Rock 'n roll is no longer vital, dangerous or important on a large scale level. Everything is "pop-rock" which is just another way of saying "bubblegum pop music." It's all so soulless and corporate. You got no-talent hacks like Britney Spears running around, not even pretending to sing and charging $200 to see her do so. You got Kanye West using technology to make it seem like he can sing.

There was nothing soulless and corporate about Cobain. What made him work then and what makes him work now is that he was the real deal. His death has cemented, maybe even become his legacy. Sure we remember "Nevermind" and the music, but we remember that he died young. We hear the name Kurt Cobain and wonder what could have been more than what was. The only other public figures that I can think of like him are JFK and Len Bias. The questions about Cobain are endless:

-Would Nirvana have broken up? Or would they still be chugging along, going from hit to hit like U2 or Dave Grohl's post-Nirvana band Foo Fighters?

- Would he have gone solo? If so, what would he sound like? Would he have flamed out like Billy Corgan? Would he have sold out like Chris Cornell?

- What would he have looked like as a 40 year old?

- What would Nirvana sound like? How would they fit in to the modern music landscape?
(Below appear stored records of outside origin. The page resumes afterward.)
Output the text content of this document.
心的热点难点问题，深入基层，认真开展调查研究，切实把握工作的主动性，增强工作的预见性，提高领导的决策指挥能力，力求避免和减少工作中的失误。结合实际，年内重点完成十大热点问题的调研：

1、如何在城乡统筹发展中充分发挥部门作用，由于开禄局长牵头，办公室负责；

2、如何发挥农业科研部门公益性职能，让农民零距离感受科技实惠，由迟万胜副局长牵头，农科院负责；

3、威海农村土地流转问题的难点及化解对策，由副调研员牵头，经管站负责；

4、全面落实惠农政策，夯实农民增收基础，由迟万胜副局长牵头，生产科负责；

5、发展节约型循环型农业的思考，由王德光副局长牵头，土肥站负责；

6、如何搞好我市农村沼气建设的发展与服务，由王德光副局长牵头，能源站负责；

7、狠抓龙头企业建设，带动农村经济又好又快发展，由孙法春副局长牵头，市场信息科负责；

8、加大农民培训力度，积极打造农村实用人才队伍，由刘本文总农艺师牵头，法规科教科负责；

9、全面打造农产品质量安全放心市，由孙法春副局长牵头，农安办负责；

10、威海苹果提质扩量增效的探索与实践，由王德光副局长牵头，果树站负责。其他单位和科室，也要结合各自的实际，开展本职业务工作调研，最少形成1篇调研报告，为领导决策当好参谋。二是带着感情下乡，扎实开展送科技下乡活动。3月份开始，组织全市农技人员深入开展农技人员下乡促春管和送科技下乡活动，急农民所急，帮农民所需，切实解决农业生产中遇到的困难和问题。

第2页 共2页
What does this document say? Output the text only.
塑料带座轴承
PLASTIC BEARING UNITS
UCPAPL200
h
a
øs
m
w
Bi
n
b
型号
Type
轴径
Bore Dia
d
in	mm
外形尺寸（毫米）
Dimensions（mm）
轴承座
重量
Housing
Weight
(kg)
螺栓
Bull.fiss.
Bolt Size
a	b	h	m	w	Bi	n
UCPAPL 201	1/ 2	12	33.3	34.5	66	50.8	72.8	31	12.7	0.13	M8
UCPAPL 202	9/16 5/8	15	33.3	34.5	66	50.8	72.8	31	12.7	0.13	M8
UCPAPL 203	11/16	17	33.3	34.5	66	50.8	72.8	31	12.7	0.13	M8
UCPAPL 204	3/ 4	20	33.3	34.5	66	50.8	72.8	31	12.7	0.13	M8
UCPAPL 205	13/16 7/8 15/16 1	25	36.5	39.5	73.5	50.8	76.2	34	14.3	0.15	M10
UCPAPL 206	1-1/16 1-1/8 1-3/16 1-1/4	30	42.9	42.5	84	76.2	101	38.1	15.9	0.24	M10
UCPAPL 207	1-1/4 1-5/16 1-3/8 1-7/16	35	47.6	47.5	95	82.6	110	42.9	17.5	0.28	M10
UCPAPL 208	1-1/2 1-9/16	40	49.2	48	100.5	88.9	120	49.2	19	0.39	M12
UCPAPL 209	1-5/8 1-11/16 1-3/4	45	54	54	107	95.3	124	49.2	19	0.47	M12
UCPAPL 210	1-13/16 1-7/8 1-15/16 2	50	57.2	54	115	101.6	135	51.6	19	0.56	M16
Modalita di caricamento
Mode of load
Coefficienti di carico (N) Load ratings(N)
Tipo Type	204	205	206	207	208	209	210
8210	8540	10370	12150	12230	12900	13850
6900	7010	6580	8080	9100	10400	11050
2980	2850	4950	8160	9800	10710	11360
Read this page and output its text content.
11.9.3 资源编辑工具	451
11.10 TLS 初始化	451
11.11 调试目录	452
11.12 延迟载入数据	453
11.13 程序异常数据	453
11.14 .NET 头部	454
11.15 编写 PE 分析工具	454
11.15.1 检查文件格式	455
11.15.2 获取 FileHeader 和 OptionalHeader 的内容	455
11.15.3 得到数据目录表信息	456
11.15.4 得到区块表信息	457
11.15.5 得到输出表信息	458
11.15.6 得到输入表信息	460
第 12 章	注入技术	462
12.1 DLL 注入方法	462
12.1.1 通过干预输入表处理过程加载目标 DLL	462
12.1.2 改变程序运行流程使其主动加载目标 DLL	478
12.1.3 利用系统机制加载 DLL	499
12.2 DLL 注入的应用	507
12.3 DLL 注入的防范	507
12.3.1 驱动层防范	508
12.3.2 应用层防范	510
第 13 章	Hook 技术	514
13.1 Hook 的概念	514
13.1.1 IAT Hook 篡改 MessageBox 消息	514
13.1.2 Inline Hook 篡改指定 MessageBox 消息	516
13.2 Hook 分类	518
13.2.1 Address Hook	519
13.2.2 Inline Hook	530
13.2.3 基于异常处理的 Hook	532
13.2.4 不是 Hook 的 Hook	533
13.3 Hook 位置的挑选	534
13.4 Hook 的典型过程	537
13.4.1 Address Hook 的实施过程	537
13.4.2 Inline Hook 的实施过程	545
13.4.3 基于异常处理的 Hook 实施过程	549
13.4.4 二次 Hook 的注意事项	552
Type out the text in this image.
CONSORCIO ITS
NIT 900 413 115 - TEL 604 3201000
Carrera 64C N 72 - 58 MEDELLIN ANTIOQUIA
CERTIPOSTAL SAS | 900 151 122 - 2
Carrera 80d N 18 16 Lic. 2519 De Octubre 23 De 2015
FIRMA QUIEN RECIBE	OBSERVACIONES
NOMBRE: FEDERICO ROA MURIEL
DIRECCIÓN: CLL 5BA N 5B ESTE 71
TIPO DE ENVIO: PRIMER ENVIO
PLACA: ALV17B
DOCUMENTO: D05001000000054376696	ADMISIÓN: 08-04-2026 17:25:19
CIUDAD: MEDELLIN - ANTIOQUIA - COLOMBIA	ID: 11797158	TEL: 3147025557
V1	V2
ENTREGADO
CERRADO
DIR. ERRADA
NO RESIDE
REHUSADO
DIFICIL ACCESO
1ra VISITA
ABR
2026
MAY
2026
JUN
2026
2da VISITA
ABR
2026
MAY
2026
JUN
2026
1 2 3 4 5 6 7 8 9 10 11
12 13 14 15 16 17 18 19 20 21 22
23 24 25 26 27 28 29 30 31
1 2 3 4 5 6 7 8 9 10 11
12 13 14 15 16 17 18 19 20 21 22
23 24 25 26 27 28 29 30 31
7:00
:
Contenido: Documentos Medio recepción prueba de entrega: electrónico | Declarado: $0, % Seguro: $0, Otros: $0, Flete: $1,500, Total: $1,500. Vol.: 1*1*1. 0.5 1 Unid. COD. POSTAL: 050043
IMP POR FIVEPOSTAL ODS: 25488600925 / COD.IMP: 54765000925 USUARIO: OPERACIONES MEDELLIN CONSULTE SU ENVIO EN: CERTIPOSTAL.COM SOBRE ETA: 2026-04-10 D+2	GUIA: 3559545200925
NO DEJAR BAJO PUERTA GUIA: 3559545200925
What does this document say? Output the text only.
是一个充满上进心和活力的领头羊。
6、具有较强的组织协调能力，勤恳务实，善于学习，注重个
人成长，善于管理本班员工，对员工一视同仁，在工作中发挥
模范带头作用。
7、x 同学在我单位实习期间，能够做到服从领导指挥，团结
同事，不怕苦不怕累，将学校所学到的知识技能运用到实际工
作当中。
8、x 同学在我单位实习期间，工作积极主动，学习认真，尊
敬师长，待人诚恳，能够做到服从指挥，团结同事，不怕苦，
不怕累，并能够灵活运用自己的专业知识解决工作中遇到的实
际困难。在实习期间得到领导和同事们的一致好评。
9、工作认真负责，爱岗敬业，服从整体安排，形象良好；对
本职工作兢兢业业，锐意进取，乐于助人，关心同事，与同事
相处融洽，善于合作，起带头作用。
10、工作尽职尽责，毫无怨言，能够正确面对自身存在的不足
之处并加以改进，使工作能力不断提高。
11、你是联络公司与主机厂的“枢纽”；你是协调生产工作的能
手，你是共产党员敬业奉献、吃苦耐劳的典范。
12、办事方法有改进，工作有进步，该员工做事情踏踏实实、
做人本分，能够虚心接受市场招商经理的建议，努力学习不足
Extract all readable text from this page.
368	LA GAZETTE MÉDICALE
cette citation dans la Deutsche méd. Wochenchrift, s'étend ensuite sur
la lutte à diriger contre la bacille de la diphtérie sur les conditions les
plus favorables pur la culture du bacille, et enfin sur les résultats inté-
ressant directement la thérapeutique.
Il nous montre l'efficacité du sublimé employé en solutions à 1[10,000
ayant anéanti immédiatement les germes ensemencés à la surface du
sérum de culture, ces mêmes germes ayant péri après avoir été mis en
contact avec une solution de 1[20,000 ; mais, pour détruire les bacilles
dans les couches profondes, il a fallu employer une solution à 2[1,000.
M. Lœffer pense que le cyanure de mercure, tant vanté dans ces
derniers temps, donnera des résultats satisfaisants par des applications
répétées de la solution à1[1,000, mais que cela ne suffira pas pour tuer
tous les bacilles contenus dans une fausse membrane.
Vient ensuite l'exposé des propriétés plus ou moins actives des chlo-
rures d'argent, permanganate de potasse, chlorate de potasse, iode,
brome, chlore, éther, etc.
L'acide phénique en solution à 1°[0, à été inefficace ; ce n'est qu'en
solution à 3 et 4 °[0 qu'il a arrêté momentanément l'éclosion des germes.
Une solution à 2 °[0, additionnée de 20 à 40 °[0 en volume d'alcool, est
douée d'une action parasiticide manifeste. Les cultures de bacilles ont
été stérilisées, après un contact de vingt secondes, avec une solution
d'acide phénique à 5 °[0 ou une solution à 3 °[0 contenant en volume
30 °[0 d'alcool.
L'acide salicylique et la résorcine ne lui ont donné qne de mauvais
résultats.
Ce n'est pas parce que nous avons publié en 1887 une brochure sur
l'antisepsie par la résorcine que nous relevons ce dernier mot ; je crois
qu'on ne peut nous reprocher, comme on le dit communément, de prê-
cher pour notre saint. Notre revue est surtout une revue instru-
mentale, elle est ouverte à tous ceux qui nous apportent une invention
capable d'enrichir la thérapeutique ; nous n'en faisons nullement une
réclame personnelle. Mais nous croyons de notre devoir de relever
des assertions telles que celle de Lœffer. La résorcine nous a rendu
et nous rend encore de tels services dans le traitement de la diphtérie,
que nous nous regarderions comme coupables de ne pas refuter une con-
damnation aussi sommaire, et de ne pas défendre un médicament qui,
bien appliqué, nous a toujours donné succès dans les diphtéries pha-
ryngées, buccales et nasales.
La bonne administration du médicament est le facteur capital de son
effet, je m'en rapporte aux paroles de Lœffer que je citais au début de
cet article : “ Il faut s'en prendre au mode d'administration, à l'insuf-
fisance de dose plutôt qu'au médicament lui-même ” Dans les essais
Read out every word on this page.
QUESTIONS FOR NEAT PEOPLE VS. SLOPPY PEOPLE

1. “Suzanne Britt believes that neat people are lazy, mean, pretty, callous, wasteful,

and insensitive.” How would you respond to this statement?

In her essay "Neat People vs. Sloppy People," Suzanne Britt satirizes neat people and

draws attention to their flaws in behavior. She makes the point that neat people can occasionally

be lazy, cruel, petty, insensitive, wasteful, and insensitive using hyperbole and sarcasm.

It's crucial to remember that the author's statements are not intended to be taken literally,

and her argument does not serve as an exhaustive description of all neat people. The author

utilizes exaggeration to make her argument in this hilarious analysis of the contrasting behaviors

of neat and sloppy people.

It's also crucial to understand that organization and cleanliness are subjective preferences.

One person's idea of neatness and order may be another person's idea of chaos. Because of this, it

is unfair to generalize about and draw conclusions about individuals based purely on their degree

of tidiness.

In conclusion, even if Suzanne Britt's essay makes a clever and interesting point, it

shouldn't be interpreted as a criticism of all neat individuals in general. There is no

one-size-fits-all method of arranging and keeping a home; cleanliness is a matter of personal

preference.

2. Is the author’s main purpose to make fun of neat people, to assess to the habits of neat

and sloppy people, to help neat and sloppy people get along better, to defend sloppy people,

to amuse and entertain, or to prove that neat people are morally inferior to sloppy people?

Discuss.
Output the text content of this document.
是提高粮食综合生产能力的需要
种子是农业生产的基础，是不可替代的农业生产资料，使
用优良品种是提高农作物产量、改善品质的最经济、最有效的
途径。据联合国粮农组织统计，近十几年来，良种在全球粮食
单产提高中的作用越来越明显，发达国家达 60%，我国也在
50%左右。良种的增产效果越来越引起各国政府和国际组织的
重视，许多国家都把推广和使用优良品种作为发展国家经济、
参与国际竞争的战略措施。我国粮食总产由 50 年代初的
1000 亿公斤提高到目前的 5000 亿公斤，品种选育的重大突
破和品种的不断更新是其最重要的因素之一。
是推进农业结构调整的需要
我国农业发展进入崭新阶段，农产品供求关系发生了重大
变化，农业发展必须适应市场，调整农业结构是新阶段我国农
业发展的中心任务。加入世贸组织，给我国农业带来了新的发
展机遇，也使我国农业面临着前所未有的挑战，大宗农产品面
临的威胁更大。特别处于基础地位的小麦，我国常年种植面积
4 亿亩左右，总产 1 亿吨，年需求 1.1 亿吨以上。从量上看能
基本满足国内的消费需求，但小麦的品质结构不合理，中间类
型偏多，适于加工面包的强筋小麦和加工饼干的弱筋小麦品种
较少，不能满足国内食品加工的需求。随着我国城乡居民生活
It's all about the what-could-have-beens. In 10 years, there will be a full generation of kids that will only know Cobain from books, Wikipedia and "Guitar Hero." With iTunes and internet file-sharing, most of these kids will never have the experience I got to have in 1991-92, when my grandmother drove me to the record store to buy a cassette copy of "Nevermind." Of putting the album on my Walkman and being blown away, from the first chords of "Smells Like Teen Spirit" to the sad ending of "Something In The Way." You can't have an experience like that over a computer. The weird thing is, I doubt you could even have a Nirvana anymore. It's highly unlikely a band like that will ever make that kind of cultural impact on a major label ever again. That time, 1987-1994, was so good because it seemed the suits didn't know what was going to catch on. Now, I wonder if Kurt Cobain could even get a record deal these days.

So how do I wrap this up? I don't know. I guess the thing I take out of this 15th anniversary is that the years will keep adding up, 15 years, 20, 25, 30, but Cobain will live on. He'll always be 27, he'll always be the guy that ignited a cultural revolution in America that was all-too-brief and he'll always be the guy that ended it himself. And maybe, just maybe, it's exactly the way he wanted it to be.